As museums go high-tech, though, even the classic dinosaur exhibit—giant skeletons that require a leap of imagination to see them as living creatures—is starting to seem prehistoric. In Sudbury, Ont., the local science centre has 14 full-sized animatronic dinos on display that twitch their limbs and roar. In Winnipeg, the Manitoba Museum’s “Ancient Seas” exhibit puts visitors virtually under water: animation projected on three massive screens creates the impression of being inside an aquarium. (It shows a historically accurate underwater scene near prehistoric Churchill, Man., once covered by a tropical sea.) Fossils are on display at the exhibit entrance, although how many visitors will peer down at long-dead trilobites when they can see animated ones crawling around in the next room?

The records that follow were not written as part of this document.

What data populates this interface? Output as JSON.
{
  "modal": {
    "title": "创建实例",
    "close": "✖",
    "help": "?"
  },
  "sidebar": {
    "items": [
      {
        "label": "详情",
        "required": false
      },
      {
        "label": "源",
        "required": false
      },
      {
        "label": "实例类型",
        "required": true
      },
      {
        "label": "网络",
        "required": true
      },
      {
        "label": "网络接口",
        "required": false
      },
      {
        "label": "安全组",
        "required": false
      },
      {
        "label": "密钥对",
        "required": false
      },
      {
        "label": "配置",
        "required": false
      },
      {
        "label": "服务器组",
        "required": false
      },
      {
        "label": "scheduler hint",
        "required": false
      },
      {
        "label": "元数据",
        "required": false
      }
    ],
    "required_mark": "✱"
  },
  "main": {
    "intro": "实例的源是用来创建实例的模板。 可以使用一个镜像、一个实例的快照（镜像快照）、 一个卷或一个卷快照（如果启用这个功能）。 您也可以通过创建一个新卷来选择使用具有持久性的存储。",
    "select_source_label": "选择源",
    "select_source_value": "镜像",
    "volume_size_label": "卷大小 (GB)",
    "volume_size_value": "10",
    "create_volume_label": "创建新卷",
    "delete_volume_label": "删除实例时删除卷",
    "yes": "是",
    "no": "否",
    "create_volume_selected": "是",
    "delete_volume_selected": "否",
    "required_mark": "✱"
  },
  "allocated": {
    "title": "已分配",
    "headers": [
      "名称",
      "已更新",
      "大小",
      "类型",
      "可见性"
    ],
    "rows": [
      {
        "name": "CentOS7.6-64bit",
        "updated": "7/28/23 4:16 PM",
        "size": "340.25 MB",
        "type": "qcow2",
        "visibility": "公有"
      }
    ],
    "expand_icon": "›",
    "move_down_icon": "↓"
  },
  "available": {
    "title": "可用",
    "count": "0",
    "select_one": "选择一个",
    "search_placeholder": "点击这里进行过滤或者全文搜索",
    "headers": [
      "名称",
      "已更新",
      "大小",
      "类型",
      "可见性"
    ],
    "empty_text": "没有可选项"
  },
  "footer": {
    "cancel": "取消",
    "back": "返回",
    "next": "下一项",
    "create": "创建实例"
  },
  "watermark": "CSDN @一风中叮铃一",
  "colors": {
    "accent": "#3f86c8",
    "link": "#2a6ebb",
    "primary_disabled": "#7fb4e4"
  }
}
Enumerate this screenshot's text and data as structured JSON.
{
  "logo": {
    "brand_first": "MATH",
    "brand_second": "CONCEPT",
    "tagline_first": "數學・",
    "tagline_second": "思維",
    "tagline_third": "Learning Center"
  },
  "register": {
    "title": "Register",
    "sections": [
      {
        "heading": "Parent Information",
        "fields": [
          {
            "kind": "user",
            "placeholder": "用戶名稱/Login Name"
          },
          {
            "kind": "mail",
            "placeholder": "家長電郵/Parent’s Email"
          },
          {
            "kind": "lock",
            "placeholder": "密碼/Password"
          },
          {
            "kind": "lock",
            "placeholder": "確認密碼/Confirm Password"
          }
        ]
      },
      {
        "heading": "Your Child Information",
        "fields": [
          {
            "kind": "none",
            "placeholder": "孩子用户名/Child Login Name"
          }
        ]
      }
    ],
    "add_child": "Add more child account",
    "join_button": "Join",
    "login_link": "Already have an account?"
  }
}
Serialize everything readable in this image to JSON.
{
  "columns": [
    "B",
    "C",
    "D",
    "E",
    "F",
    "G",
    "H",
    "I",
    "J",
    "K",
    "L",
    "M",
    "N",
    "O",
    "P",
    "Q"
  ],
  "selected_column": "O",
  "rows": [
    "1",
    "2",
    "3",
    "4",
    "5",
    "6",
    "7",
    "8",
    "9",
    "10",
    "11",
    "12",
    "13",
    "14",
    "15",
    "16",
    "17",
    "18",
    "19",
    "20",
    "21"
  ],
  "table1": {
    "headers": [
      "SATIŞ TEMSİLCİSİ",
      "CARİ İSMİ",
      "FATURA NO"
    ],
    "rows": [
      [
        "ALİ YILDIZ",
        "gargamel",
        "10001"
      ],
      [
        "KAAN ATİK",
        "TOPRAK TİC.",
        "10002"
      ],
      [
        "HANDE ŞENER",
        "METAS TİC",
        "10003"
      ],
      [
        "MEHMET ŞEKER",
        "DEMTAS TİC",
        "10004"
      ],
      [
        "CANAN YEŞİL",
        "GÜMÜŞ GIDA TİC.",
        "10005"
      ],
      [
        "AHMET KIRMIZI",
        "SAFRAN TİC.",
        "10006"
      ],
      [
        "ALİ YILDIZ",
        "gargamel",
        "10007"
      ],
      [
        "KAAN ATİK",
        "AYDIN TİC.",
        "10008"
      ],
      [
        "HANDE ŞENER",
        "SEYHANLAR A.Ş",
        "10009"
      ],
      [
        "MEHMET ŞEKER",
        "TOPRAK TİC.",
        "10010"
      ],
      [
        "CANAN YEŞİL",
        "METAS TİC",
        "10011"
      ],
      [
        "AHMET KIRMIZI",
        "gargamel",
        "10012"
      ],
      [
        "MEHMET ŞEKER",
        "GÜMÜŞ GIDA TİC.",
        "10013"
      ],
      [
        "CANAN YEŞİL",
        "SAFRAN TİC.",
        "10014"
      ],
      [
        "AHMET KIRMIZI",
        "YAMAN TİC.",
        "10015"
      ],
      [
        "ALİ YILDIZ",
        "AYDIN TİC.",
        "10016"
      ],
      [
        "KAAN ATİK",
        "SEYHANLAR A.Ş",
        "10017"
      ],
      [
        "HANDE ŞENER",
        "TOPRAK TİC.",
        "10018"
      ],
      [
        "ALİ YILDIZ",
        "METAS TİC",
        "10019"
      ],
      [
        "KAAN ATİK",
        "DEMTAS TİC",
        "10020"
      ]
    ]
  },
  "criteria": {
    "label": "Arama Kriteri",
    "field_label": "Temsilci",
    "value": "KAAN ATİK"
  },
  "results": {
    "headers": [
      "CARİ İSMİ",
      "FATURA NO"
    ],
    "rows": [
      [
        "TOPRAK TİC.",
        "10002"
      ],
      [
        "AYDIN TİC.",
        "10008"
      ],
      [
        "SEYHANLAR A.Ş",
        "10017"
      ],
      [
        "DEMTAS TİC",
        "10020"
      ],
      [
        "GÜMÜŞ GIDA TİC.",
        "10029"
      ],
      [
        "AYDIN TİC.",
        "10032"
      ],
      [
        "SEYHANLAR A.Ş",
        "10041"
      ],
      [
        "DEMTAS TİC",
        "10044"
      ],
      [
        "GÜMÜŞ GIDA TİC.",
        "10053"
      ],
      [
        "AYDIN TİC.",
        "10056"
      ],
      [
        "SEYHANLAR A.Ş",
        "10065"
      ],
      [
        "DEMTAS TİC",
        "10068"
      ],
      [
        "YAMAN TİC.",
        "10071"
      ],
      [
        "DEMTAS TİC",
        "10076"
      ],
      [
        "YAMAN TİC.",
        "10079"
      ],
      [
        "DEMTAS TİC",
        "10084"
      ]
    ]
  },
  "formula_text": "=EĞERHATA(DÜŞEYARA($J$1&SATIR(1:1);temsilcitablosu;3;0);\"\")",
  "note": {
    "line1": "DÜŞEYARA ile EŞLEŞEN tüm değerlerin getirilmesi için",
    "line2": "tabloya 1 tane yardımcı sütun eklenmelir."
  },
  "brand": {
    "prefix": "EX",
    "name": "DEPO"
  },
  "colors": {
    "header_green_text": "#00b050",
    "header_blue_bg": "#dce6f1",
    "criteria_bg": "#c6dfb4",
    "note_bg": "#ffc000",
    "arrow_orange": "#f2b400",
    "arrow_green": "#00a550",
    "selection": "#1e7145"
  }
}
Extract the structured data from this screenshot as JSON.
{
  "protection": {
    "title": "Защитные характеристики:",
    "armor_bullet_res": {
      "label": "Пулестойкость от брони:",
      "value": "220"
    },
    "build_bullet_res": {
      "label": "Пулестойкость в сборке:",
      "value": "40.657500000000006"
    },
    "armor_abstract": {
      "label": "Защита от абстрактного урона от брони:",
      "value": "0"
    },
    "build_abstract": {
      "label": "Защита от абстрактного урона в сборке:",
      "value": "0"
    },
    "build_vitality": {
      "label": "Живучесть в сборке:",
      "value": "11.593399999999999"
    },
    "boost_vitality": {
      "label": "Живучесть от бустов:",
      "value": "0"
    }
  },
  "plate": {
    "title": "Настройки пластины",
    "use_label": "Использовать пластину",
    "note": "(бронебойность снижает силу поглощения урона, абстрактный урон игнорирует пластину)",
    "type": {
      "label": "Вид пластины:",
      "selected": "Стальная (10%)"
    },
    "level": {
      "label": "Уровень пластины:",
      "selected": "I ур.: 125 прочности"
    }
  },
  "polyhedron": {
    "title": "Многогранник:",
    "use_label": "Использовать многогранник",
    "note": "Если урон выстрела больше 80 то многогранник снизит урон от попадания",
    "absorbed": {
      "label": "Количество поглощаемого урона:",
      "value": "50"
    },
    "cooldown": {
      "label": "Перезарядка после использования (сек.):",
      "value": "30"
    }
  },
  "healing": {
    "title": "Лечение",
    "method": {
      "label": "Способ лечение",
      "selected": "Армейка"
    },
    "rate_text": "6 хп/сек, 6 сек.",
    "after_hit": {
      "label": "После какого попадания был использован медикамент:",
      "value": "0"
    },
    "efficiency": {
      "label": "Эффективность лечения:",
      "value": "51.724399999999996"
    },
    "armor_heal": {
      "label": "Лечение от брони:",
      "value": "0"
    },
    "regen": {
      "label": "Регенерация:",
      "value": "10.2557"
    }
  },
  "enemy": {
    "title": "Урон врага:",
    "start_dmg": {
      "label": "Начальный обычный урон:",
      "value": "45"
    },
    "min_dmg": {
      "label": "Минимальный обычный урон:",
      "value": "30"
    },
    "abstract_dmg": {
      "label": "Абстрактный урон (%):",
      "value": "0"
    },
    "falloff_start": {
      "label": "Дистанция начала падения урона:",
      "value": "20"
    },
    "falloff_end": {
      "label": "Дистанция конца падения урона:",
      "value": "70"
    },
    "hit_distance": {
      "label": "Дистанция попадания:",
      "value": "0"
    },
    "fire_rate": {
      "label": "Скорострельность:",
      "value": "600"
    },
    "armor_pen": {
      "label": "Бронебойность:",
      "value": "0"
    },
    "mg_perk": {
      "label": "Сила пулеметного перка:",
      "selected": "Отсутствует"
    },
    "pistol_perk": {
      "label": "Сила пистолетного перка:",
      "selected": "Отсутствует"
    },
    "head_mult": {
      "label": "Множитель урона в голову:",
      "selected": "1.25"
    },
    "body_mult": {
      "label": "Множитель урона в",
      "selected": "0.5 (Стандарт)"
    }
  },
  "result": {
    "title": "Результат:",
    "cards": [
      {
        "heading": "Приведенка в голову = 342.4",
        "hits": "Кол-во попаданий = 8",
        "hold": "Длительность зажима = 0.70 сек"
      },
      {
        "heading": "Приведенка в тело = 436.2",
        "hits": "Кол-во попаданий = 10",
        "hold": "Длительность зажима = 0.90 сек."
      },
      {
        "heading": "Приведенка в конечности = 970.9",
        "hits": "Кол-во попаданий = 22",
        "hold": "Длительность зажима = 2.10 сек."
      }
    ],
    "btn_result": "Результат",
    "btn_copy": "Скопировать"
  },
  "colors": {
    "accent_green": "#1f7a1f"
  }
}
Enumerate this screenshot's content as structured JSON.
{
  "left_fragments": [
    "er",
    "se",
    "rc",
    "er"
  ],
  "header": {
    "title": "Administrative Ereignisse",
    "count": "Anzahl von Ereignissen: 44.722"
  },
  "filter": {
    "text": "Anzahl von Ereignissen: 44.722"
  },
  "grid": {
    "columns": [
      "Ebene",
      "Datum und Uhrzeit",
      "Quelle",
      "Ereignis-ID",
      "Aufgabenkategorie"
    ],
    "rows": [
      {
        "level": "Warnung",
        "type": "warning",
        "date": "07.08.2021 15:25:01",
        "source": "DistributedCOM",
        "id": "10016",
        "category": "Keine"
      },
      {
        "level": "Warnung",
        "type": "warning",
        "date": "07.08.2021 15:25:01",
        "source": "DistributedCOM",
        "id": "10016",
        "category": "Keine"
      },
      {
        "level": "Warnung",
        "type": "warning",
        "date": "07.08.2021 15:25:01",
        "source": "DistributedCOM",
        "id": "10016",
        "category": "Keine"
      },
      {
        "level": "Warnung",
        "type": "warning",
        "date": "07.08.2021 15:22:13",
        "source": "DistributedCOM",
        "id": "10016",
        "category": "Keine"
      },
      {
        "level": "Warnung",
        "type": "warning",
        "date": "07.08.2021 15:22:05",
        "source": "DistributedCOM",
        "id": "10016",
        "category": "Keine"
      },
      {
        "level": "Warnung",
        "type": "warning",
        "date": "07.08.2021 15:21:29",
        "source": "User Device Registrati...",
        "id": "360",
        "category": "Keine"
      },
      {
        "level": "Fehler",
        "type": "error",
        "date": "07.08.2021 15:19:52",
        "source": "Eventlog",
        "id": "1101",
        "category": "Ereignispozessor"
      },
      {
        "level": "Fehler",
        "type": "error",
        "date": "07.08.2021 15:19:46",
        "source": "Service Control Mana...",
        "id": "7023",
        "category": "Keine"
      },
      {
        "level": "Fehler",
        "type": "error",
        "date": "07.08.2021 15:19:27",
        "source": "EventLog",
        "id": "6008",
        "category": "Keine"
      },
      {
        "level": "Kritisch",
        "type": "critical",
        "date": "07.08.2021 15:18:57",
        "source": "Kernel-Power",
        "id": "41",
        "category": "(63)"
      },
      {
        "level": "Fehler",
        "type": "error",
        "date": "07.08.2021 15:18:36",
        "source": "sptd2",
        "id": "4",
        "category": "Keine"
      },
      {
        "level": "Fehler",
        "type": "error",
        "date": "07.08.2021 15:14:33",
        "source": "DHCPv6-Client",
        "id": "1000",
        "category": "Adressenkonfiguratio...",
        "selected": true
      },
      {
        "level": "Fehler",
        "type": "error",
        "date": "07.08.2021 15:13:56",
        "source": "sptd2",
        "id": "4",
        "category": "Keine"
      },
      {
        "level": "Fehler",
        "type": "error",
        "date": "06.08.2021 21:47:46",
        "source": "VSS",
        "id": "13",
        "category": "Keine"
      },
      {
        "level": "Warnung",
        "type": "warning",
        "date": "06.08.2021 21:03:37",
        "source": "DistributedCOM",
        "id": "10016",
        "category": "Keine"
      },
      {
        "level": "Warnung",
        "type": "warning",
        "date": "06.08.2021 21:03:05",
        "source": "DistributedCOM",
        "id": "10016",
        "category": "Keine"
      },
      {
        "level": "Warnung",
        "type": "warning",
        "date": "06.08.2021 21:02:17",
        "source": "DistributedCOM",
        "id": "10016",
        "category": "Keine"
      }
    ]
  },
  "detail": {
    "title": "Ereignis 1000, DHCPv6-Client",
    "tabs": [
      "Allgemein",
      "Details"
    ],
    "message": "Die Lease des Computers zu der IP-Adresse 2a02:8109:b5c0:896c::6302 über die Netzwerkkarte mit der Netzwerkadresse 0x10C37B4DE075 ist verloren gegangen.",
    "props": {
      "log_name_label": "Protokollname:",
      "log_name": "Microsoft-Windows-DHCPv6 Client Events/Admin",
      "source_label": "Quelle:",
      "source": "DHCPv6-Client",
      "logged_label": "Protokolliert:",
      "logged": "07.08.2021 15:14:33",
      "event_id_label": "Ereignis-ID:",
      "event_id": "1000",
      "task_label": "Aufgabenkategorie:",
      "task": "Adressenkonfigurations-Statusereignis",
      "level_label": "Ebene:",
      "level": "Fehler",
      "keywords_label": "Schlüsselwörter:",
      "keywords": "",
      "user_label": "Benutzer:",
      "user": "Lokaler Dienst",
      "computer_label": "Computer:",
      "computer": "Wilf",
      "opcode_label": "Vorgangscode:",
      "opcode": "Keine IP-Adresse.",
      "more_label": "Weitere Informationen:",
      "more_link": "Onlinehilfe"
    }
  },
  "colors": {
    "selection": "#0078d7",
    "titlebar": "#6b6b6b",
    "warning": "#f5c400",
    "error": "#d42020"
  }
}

Hans Larsson, a paleontologist at McGill University’s Redpath Museum, likens some of today’s over-the-top exhibits to Disney World or Jurassic Park. “Dinosaurs are fossils; they’re rocks in the ground,” he says. “The treasure in them is that they’re real.” Housed in an old Victorian building in downtown Montreal, the Redpath—Canada’s oldest museum—has exactly one high-tech exhibit: a touch screen about mummies. Even so, plenty of its collection is interactive, in an appealingly old-fashioned way: like the cross-section of an ancient tree, for example, that visitors can run their fingers over.

The difference between a museum exhibit and a funhouse, as McLaughlin puts it, may lie in the intent behind it: “the fact that we do sincerely care about science literacy.” And to borrow a Marshall McLuhan quote, anyone who tries to make a distinction between education and entertainment doesn’t know the first thing about either.